Pregnant women are driven to make the long and risky trip because of educational and job opportunities in the United States, Chang said. Some hope their children can help them emigrate later; once the children turn 21, they can petition the government to grant legal residency for their parents.

The trend is on the rise, Chang said, adding that there are more than 40 maternity operations that host 1,000 women in the Los Angeles area alone.

Most operate in the shadows, advertising in Chinese newspapers and on the Internet. For $3,000 to $6,000 a month, the maternity homes provide three meals a day, transportation and child care, according to Chang.
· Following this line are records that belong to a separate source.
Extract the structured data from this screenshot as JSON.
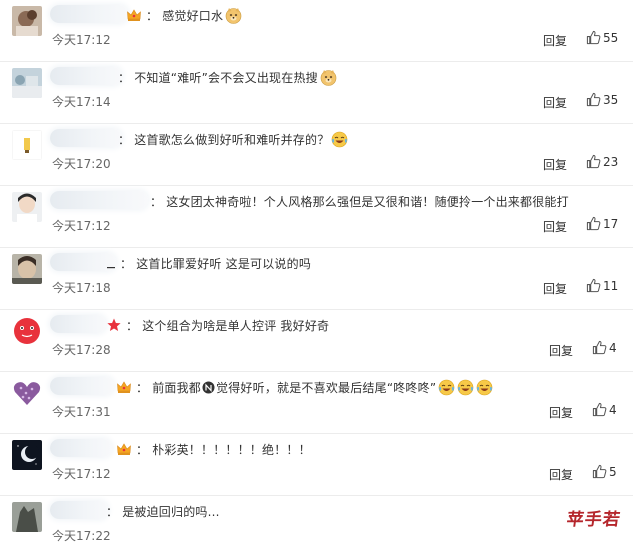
{
  "comments": [
    {
      "text": "感觉好口水",
      "time": "今天17:12",
      "reply": "回复",
      "likes": "55",
      "badge": "crown",
      "emoji": [
        "doge"
      ]
    },
    {
      "text": "不知道“难听”会不会又出现在热搜",
      "time": "今天17:14",
      "reply": "回复",
      "likes": "35",
      "badge": "none",
      "emoji": [
        "doge"
      ]
    },
    {
      "text": "这首歌怎么做到好听和难听并存的？",
      "time": "今天17:20",
      "reply": "回复",
      "likes": "23",
      "badge": "none",
      "emoji": [
        "laugh-cry"
      ]
    },
    {
      "text": "这女团太神奇啦！个人风格那么强但是又很和谐！随便拎一个出来都很能打",
      "time": "今天17:12",
      "reply": "回复",
      "likes": "17",
      "badge": "none",
      "emoji": []
    },
    {
      "text": "这首比罪爱好听 这是可以说的吗",
      "time": "今天17:18",
      "reply": "回复",
      "likes": "11",
      "badge": "underscore",
      "emoji": []
    },
    {
      "text": "这个组合为啥是单人控评 我好好奇",
      "time": "今天17:28",
      "reply": "回复",
      "likes": "4",
      "badge": "star",
      "emoji": []
    },
    {
      "text_a": "前面我都",
      "text_b": "觉得好听，就是不喜欢最后结尾“咚咚咚”",
      "time": "今天17:31",
      "reply": "回复",
      "likes": "4",
      "badge": "crown",
      "emoji": [
        "laugh-cry",
        "laugh-cry",
        "laugh-cry"
      ]
    },
    {
      "text": "朴彩英！！！！！！绝！！！",
      "time": "今天17:12",
      "reply": "回复",
      "likes": "5",
      "badge": "crown",
      "emoji": []
    },
    {
      "text": "是被迫回归的吗...",
      "time": "今天17:22",
      "reply": "回复",
      "likes": "",
      "badge": "none",
      "emoji": []
    }
  ],
  "separator": "：",
  "watermark": "苹手若",
  "colors": {
    "crown": "#f5a623",
    "star": "#e8323c",
    "emoji_face": "#f7c948",
    "text": "#333333",
    "meta": "#666666",
    "watermark": "#b5262c"
  },
  "icons": {
    "like": "thumbs-up-icon",
    "badge_crown": "crown-icon",
    "badge_star": "star-icon",
    "emoji_doge": "doge-emoji-icon",
    "emoji_laugh": "laugh-cry-emoji-icon",
    "inline": "circle-n-icon"
  }
}
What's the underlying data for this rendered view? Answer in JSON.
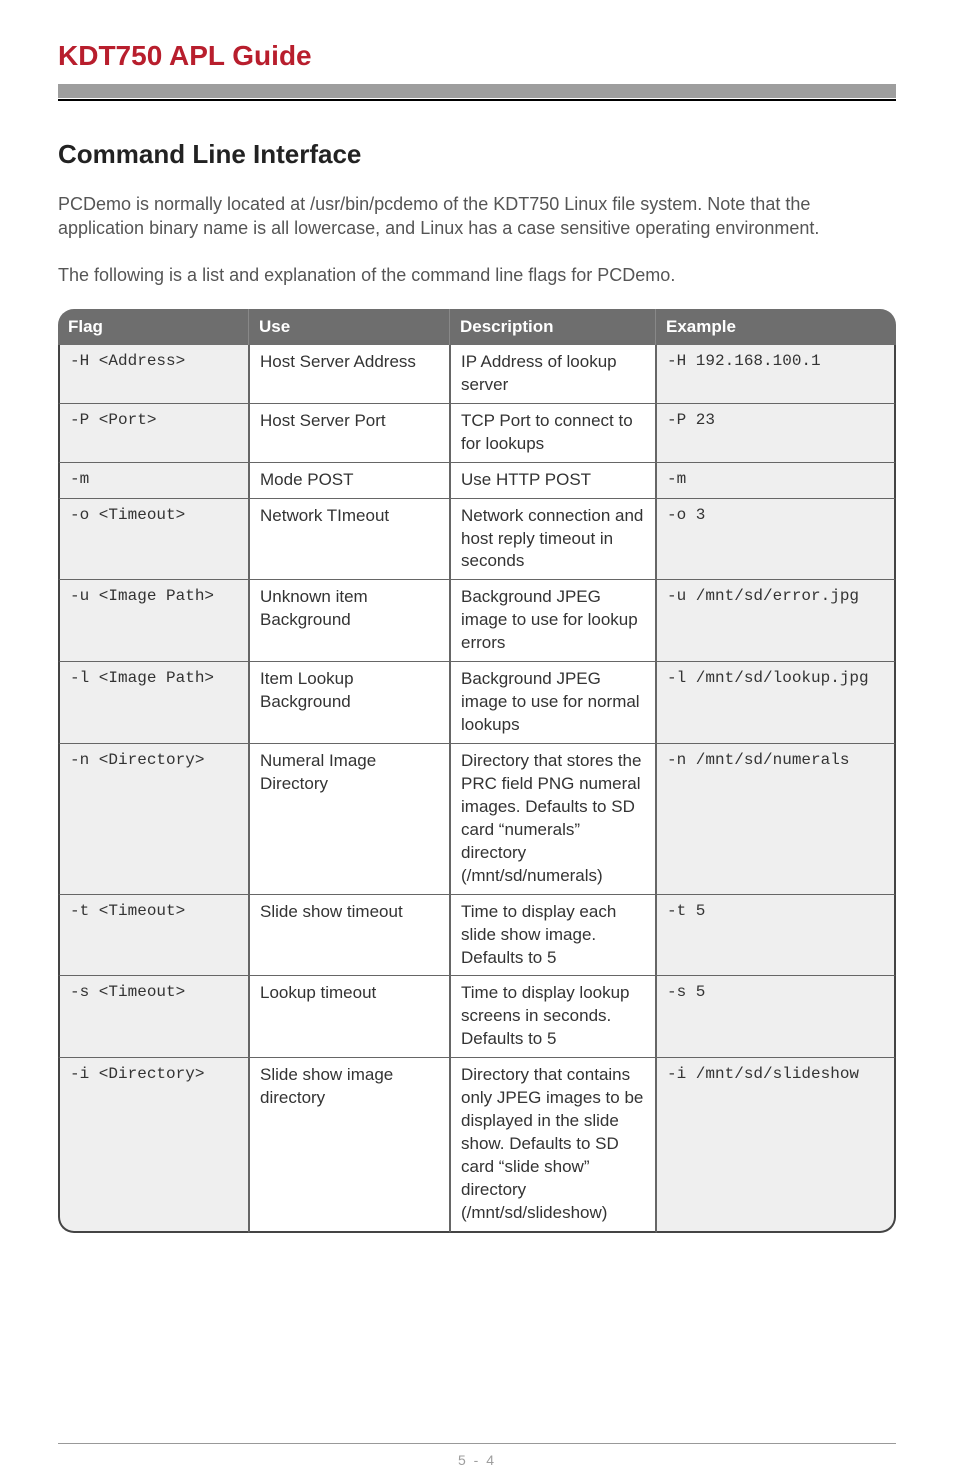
{
  "header": {
    "title": "KDT750 APL Guide"
  },
  "section": {
    "heading": "Command Line Interface",
    "para1": "PCDemo is normally located at /usr/bin/pcdemo of the KDT750 Linux file system. Note that the application binary name is all lowercase, and Linux has a case sensitive operating environment.",
    "para2": "The following is a list and explanation of the command line flags for PCDemo."
  },
  "table": {
    "headers": {
      "flag": "Flag",
      "use": "Use",
      "desc": "Description",
      "example": "Example"
    },
    "rows": [
      {
        "flag": "-H <Address>",
        "use": "Host Server Address",
        "desc": "IP Address of lookup server",
        "example": "-H 192.168.100.1"
      },
      {
        "flag": "-P <Port>",
        "use": "Host Server Port",
        "desc": "TCP Port to connect to for lookups",
        "example": "-P 23"
      },
      {
        "flag": "-m",
        "use": "Mode POST",
        "desc": "Use HTTP POST",
        "example": "-m"
      },
      {
        "flag": "-o <Timeout>",
        "use": "Network TImeout",
        "desc": "Network connection and host reply timeout in seconds",
        "example": "-o 3"
      },
      {
        "flag": "-u <Image Path>",
        "use": "Unknown item Background",
        "desc": "Background JPEG image to use for lookup errors",
        "example": "-u /mnt/sd/error.jpg"
      },
      {
        "flag": "-l <Image Path>",
        "use": "Item Lookup Background",
        "desc": "Background JPEG image to use for normal lookups",
        "example": "-l /mnt/sd/lookup.jpg"
      },
      {
        "flag": "-n <Directory>",
        "use": "Numeral Image Directory",
        "desc": "Directory that stores the PRC field PNG numeral images. Defaults to SD card “numerals” directory (/mnt/sd/numerals)",
        "example": "-n /mnt/sd/numerals"
      },
      {
        "flag": "-t <Timeout>",
        "use": "Slide show timeout",
        "desc": "Time to display each slide show image. Defaults to 5",
        "example": "-t 5"
      },
      {
        "flag": "-s <Timeout>",
        "use": "Lookup timeout",
        "desc": "Time to display lookup screens in seconds. Defaults to 5",
        "example": "-s 5"
      },
      {
        "flag": "-i <Directory>",
        "use": "Slide show image directory",
        "desc": "Directory that contains only JPEG images to be displayed in the slide show. Defaults to SD card “slide show” directory (/mnt/sd/slideshow)",
        "example": "-i /mnt/sd/slideshow"
      }
    ]
  },
  "footer": {
    "page": "5 - 4"
  }
}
They even make arrangements with Chinese doctors in the United States who charge $7,000 for a birth.

"Expect to spend $15,000 if you want an American-born baby," Chang said.

Mark Krikorian, executive director of the Center for Immigration Studies, a Washington, D.C., group that supports tighter immigration controls, is among those who argue for restrictions to help guard against the practice.

"What we're doing is conferring citizenship on people who don't have a connection to this country," he said.

Krikorian and others argue that the United States' grant of citizenship at birth, adopted through the 14th Amendment in 1868, was established to ensure that newly emancipated slaves would be citizens.

"The idea that visitors from abroad who intentionally come to give birth to U.S. citizens would have been considered absurd by the framers of the amendment," Krikorian said.

Some advocates for stricter immigration controls have lobbied to have the 14th Amendment repealed -- an action Krikorian believes may be "too drastic." He suggests a middle ground: that if a child born to foreign parents in the United States was still living in the country 10 years later, he or she would be automatically naturalized.

Immigrant advocates counter that the birth-tourism issue is too small to warrant the government's

attention.

"Any effort to try and control it leads you down some pretty drastic policy and constitutional changes," said Angela Kelley, vice president of immigration policy at the Center for American Progress, a progressive Washington, D.C., think tank. "How realistically could you regulate it?"